WWW2026

BIND: A Bidirectionally Aligned Next-token Denoising Framework for Fast and Lightweight Deobfuscation of Harmful Web Text

Jinwoo Jung, Misuk Kim

Abstract

Harmful online content, including hate speech, fraud, and phishing, is increasingly disseminated in obfuscated forms designed to evade detection. This creates an urgent need for accurate and efficient real-time de-obfuscation methods to protect users and maintain trust. Existing obfuscation detection methods rely on large auto-regressive models and byte-level fallback tokenizers, which are hindered by slow inference speeds and face difficulties in handling graphemes with multiple code points and out-of-vocabulary (OOV) processing. This study proposes Bidirectionally Aligned Next-Token Denoising ( BIND ), which integrates character-level token alignment with a novel attention technique to enable precise and efficient corrections at fixed positions.
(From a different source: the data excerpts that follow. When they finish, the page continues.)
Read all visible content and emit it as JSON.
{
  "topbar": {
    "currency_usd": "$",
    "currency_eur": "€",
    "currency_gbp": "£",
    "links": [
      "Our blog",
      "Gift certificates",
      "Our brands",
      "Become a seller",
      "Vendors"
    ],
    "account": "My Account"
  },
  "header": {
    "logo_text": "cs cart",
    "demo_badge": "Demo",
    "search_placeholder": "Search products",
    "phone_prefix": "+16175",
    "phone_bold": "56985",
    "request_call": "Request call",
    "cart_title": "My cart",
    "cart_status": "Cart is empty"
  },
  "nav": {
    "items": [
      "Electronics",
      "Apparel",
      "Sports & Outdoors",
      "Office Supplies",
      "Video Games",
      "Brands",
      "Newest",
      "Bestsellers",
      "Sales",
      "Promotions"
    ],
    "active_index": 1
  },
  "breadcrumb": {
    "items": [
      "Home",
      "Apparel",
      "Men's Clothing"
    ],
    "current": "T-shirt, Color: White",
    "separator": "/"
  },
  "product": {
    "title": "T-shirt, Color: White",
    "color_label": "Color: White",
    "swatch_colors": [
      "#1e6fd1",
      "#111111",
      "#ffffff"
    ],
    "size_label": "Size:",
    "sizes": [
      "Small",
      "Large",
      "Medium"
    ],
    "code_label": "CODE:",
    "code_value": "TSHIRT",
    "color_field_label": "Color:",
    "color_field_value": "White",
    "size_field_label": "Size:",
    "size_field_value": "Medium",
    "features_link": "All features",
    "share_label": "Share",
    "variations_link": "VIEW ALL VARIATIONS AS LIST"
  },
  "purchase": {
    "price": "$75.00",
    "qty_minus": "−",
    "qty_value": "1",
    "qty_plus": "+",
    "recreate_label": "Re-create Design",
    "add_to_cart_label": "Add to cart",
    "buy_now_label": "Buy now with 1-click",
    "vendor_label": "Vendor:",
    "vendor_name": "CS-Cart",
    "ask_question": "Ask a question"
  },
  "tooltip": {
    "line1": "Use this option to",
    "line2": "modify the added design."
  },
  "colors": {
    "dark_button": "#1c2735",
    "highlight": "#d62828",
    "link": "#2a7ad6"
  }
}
Experiments conducted on a public dataset of obfuscated harmful text demonstrate that BIND outperforms existing methods. BIND has shown strong robustness against various text-based visual, phonetic, and semantic perturbations, proving particularly resilient against emojis and other OOV elements. This research highlights how a task-specific small language model can outperform larger ones, offering a practical solution for real-time harmful content mitigation and contributing to the development of a safer and more responsible web.